Dans quel sens ?

 La philosophie du centre est d’offrir un espace de travail
et de rencontres
où chaque individu
peut découvrir l’autre et approcher réellement le monde du cheval.

 

Au travers d’ateliers de travail à pied, en liberté, de travail de débourrage, de pratique circassienne, les élèves peu à peu vont apprendre à ressentir et à communiquer de façon claire et directe avec l’animal.

Quel lien entre ces pratiques et la communication telle qu’elle est posée le plus souvent aujourd’hui ?

De nombreuses études, réflexions, églises, croyances nous proposent, imposent, expliquent l’absolue vérité des pratiques de communication inter-individuelle. Le constat est parfois fait que l’ensemble de ces propositions au lieu d’ouvrir et de permettre de meilleurs échanges installe, au contraire, de nouvelles règles qui au mieux interrogent le sujet mais qui souvent n’atteignent pas le but souhaité car trop éloignées de la nature même de l’humain et de son essence animale.

« L’homme est un animal pensant, le cheval est un animal pensant. » Ceci étant posé, que pouvons-nous recueillir de cet échange homme/animal qui nous soit bénéfique au quotidien ?

Le contact régulier avec les chevaux permet de constater rapidement de nombreux axes de fonctionnement inhérents au troupeau qui peuvent servir de base de réflexion pour un groupe d’humains. Il apparaît que s’il existe des rapports structurés allant du poulain au chef de troupeau, ceux-ci ne sont en aucun cas destinés à éliminer un sujet ou le placer dans une situation mauvaise pour lui, car seul importe la survie et le bien-être du groupe dans son ensemble, le chef du troupeau distribuera ainsi les places afin que l’ensemble du groupe bénéficie de cette structure rassurante. Force est de constater qu’il s’agit là d’une différence majeure avec la plupart des groupes humains.

 

Pouvons-nous tenter de créer au sein d’un groupe d’humains des rapports basés sur la confiance et la bienveillance ?

Lorsque l’on débute une session de travail avec un cheval on commence par l’observer, s’en approcher, puis on le touche pour ressentir son état général, ensuite on le panse. C’est à dire qu’avant de lui demander quoi que ce soit on a fait en sorte de se présenter à lui, on lui a donné le temps de nous identifier et dans le meilleur des cas de nous reconnaître, mettant ainsi en place les conditions de respect mutuel optimales pour une rencontre réussie. On ne prend jamais un cheval pour le monter directement ou faire un autre travail sans ce moment de rencontre.

 

Lorsque nous avons à rencontrer de nouvelles personnes, à animer une réunion, quelle est réellement l’espace que nous nous donnons pour identifier l’autre ? Et quel est le temps que nous lui accordons pour que notre langue devienne commune et nos échanges réels ?
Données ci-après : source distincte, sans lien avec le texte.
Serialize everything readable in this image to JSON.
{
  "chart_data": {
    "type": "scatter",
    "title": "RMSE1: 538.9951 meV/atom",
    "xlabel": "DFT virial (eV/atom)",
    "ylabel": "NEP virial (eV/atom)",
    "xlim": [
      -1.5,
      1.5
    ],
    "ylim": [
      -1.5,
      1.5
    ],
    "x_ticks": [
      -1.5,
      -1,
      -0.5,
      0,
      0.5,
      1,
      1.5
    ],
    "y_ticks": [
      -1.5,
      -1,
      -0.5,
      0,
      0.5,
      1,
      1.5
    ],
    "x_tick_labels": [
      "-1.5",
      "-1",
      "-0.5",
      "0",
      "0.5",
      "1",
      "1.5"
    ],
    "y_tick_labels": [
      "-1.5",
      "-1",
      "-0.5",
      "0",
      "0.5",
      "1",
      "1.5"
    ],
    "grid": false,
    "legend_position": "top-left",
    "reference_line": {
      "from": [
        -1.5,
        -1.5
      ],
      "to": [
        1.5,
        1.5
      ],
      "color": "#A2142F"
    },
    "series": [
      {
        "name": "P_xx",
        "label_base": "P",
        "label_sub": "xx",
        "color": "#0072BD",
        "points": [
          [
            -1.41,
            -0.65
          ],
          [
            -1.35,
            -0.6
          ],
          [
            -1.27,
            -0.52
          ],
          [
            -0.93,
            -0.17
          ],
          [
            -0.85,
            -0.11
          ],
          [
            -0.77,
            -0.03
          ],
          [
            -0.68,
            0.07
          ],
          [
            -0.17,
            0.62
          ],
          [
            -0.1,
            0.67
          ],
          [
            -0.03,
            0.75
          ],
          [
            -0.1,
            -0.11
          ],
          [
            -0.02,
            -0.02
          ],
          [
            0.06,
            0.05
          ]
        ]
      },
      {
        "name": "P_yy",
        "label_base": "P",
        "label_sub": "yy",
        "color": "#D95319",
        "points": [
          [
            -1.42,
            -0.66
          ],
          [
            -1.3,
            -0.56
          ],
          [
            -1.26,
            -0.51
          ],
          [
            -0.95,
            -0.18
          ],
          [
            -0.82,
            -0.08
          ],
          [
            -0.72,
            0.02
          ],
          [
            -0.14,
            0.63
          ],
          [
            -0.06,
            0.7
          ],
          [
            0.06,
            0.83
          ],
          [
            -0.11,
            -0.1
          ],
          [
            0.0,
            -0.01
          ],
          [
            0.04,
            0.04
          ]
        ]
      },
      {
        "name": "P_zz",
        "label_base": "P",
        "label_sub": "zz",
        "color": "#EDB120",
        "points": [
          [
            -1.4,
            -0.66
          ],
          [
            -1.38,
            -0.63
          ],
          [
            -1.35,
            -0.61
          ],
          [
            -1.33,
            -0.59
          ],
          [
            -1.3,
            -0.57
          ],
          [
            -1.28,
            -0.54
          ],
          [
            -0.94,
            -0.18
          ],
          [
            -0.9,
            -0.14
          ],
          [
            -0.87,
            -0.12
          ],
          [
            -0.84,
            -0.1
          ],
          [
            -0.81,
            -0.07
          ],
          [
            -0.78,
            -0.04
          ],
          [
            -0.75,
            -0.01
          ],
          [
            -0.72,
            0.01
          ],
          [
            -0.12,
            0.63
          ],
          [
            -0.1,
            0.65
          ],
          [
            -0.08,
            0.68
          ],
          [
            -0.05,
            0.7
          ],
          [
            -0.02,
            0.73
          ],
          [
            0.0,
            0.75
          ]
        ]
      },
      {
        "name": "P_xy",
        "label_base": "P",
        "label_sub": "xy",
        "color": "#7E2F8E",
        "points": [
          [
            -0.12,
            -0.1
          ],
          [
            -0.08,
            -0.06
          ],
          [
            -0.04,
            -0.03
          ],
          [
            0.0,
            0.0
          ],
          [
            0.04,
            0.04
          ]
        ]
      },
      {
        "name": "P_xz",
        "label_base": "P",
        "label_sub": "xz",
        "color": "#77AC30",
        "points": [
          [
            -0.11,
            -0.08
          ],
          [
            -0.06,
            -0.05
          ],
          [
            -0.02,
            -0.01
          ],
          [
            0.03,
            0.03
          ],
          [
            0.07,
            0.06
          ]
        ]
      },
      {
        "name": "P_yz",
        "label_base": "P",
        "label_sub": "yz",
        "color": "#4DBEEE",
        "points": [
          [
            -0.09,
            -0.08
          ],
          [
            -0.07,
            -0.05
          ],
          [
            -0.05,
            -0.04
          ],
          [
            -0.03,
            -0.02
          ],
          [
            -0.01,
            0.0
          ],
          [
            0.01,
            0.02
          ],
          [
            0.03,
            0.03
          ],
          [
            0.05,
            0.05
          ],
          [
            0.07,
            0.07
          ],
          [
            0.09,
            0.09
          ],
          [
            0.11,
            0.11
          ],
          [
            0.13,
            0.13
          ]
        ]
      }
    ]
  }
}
Après le pansage vient le travail à la longe. Ce travail muscle le cheval, établit son équilibre, l’échauffe. Pour l’élève c’est une nouvelle marche vers le monde du cheval. Il va devoir s’apaiser, se concentrer sur cet instant, s’ancrer profondément pour que l’animal ressente son état et accepte sereinement les demandes. Si l’élève s’appuie uniquement sur sa force ou sa volonté de domination à aucun moment le cheval ne travaillera de façon agréable pour lui et le résultat sera une fermeture complète et un arrêt des progressions. De plus, débutant ou non, il lui faut être convaincu de sa demande pour avoir un résultat. Le doute, l’absence, l’incohérence provoque le trouble et le conflit.

 

Sommes-nous toujours absolument présent face à l’autre ? Maîtrisons-nous la nature de nos demandes ou apports ? Ou bien par manque de préparation et donc d’assurance compensons-nous nos doutes par une agressivité dont nous colorons nos échanges afin de masquer notre incohérence ? N’est-il pas plus convaincant de prendre le temps de la présence de l’autre, de soi, de ses volontés et des désirs communs ? Et par là-même d’être en capacité de d’énoncer clairement ses souhaits ?

La justesse de nos positions, de notre attitude, renseigne le cheval sur notre demande. Nos attitudes physiques nous renseignent sur notre état d’esprit et nos intentions. Le cheval, véritable miroir de nos émotions, perçoit ces signaux. À nous d’établir un langage commun, clair pour que l’échange se produise. Quand nous sommes cohérents avec nos émotions, nos expressions évoluent, nos échanges sont plus fluides. Le cheval a besoin de cette finesse de langage et nous offre la possibilité de parvenir à ce stade d’expression non verbale.